Join Timbergrove at this month's gathering of energy, operations and technology professionals from across the upstream ecosystem. Discuss challenges, explore new ideas and network over pizza and beer at Second Draught.

This event is Thursday, July 9, from 5:30–8 p.m. at the Ion. Register here.

July 14 — Why Networking Isn’t Turning Into Deals, And What To Do Instead

Jada Powell, founder of Powell Consulting Group, will break down why networking often fails to convert into deals and what companies can do differently to turn conversations into qualified opportunities. Powell works with oil and gas, energy, and industrial companies on business development solutions. This session is part of the monthly Pipeline Series: How Oil & Gas Companies Actually Grow Revenue.

This event is Tuesday, July 14, from noon-1 p.m. at the Ion. Register here.

July 15 — From Pilot to Performance: Building Your AI Procurement Roadmap

It's not too late to join in on the GHP's two-part AI series on moving from experimentation to implementation. In session two, explore how procurement and supply chain leaders can scale AI responsibly to create long-term business value. This event will be led by Cassye Cook Provost, founder and principal of RossGrigsby Consultancy.
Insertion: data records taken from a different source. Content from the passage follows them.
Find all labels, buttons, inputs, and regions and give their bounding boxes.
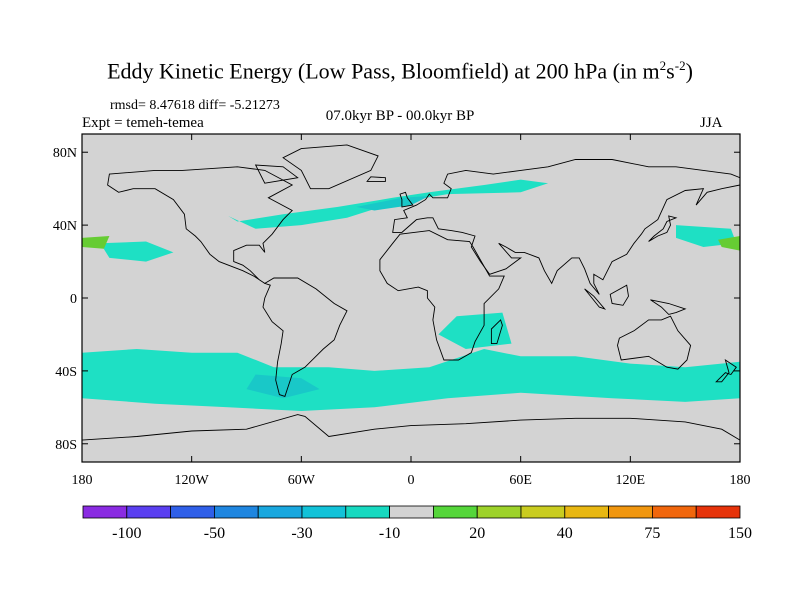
x-tick-label: 120W <box>175 473 210 488</box>
coastline-borneo <box>609 284 629 306</box>
coastline-baffin <box>254 164 299 184</box>
coastline-great-britain <box>399 191 414 208</box>
y-tick-label: 80N <box>53 146 77 161</box>
coastline-madagascar <box>490 319 503 345</box>
period-label: 07.0kyr BP - 00.0kyr BP <box>325 108 475 124</box>
colorbar-swatch <box>257 505 303 519</box>
colorbar-swatch <box>213 505 259 519</box>
x-tick-label: 0 <box>408 473 415 488</box>
colorbar-swatch <box>695 505 741 519</box>
pacific-positive-west-region <box>82 236 110 249</box>
coastline-north-america <box>107 166 294 284</box>
plot-title: Eddy Kinetic Energy (Low Pass, Bloomfiel… <box>107 58 693 84</box>
colorbar-label: -50 <box>204 525 225 542</box>
coastline-iceland <box>366 176 386 182</box>
southern-ocean-core-region <box>246 374 320 399</box>
colorbar-swatch <box>126 505 172 519</box>
x-tick-label: 180 <box>72 473 93 488</box>
y-tick-label: 0 <box>70 292 77 307</box>
pacific-positive-east-region <box>718 236 740 251</box>
colorbar-swatch <box>345 505 390 519</box>
coastline-africa <box>379 230 505 361</box>
x-tick-label: 60W <box>288 473 316 488</box>
y-tick-label: 40N <box>53 219 77 234</box>
colorbar-swatch <box>82 505 128 519</box>
stats-label: rmsd= 8.47618 diff= -5.21273 <box>110 98 280 113</box>
anomaly-layer <box>82 179 740 411</box>
colorbar-swatch <box>301 505 347 519</box>
y-tick-label: 80S <box>55 438 77 453</box>
map-background <box>82 134 740 462</box>
colorbar-swatch <box>476 505 522 519</box>
colorbar-swatch <box>170 505 215 519</box>
colorbar-label: -100 <box>112 525 141 542</box>
y-tick-label: 40S <box>55 365 77 380</box>
north-pacific-negative-region <box>100 241 174 262</box>
colorbar-swatch <box>564 505 609 519</box>
colorbar-swatch <box>432 505 478 519</box>
x-axis: 180 120W 60W 0 60E 120E 180 <box>72 134 751 488</box>
coastline-australia <box>617 315 692 370</box>
southern-ocean-negative-region <box>82 349 740 411</box>
colorbar-label: -30 <box>291 525 312 542</box>
colorbar-label: -10 <box>379 525 400 542</box>
y-axis: 80N 40N 0 40S 80S <box>53 146 740 453</box>
coastline-japan <box>648 215 678 242</box>
x-tick-label: 120E <box>616 473 646 488</box>
coastline-south-america <box>262 277 348 397</box>
colorbar-label: 20 <box>469 525 485 542</box>
north-atlantic-core-region <box>356 196 430 211</box>
colorbar-swatch <box>608 505 653 519</box>
coastline-layer <box>82 144 740 441</box>
colorbar-label: 75 <box>644 525 660 542</box>
colorbar-swatch <box>520 505 566 519</box>
season-label: JJA <box>700 115 723 131</box>
colorbar: -100 -50 -30 -10 20 40 75 150 <box>82 505 752 542</box>
x-tick-label: 60E <box>509 473 532 488</box>
coastline-new-guinea <box>650 299 687 315</box>
east-africa-negative-region <box>438 312 512 349</box>
coastline-greenland <box>282 144 379 190</box>
coastline-antarctica <box>82 414 740 441</box>
colorbar-label: 40 <box>557 525 573 542</box>
colorbar-label: 150 <box>728 525 752 542</box>
x-tick-label: 180 <box>730 473 751 488</box>
coastline-sumatra <box>584 288 607 310</box>
colorbar-swatch <box>389 505 434 519</box>
colorbar-swatch <box>652 505 697 519</box>
coastline-eurasia <box>392 159 740 295</box>
experiment-label: Expt = temeh-temea <box>82 115 204 131</box>
coastline-new-zealand <box>715 358 737 383</box>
This virtual event is Wednesday, July 15, from 8:30-10 a.m. Register here.

July 30 — Rice University Summer Engineering Innovation Program - Demo Day 2026

Meet the young minds and see the final team project presentations from Rice University’s Summer Engineering Innovation Program. The 10-week program challenges Rice students to solve real-world challenges using AI, digital engineering, model-based systems engineering and Industry 4.0 technologies.

This event is Thursday, July 30, from 6-8 p.m. at the Ion. Find more information here.